I heard the snapping of the whip, her cries.

The dancing girls of Port Kar are said to be the best of all Gor. They are sought eagerly in the many cities of the planet. They are slave to the core, vicious, treacherous, cunning, seductive, sensuous, dangerous, desirable, excruciatingly desireable.

"Your paga," said the girl, who served me.

I took it from her, again not seeing her. "Go, Slave," said I.

"Yes, Master," she said and, with a rustle of the chain, left my side.

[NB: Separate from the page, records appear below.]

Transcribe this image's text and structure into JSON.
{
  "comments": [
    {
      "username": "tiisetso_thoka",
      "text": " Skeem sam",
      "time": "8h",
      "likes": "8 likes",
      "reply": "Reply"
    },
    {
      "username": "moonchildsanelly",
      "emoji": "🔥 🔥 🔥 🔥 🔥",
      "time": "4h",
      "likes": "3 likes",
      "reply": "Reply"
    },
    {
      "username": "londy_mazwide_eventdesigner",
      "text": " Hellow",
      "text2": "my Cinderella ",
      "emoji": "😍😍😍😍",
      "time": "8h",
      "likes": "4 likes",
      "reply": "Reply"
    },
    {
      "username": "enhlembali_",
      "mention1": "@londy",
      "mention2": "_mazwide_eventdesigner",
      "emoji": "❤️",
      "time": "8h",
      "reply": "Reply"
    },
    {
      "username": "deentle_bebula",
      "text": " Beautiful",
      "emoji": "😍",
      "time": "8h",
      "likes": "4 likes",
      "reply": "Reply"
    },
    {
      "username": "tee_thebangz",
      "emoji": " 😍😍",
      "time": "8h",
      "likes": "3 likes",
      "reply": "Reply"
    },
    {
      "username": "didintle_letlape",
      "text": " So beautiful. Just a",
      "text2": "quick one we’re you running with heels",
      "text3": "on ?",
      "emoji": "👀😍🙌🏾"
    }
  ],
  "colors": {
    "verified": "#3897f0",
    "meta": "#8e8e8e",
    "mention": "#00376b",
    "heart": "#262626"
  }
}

I drank more paga.

So I had come to Port Kar.

Four days ago, in the afternoon, after two days in the marshes, my party had reached the canals of the city.

We had come to one of the canals bordering on the delta.

We had seen that the canal was guarded by heavy metal gates, of strong bars, half submerged in the water.

Telima had looked at the gates, frightened. "When I escapted from Port Kar," she said, "there were no such gates."

"Could you have escaped then," asked I, "as you did, had there been such gates?" "No," she whispered, frightened, "I could not have."

The gates had closed behind us.

Our girls, our slaves, wept at the poles, guiding the raft into the canal. As we passed beneath windows lining the canals men had, upon occasion, leaned out, calling us prices for them.

I did not blame them. They were beautiful. And each poled well, as could only one from the marshes themselves. We might well have congratulated ourselves on our catch of rence girls.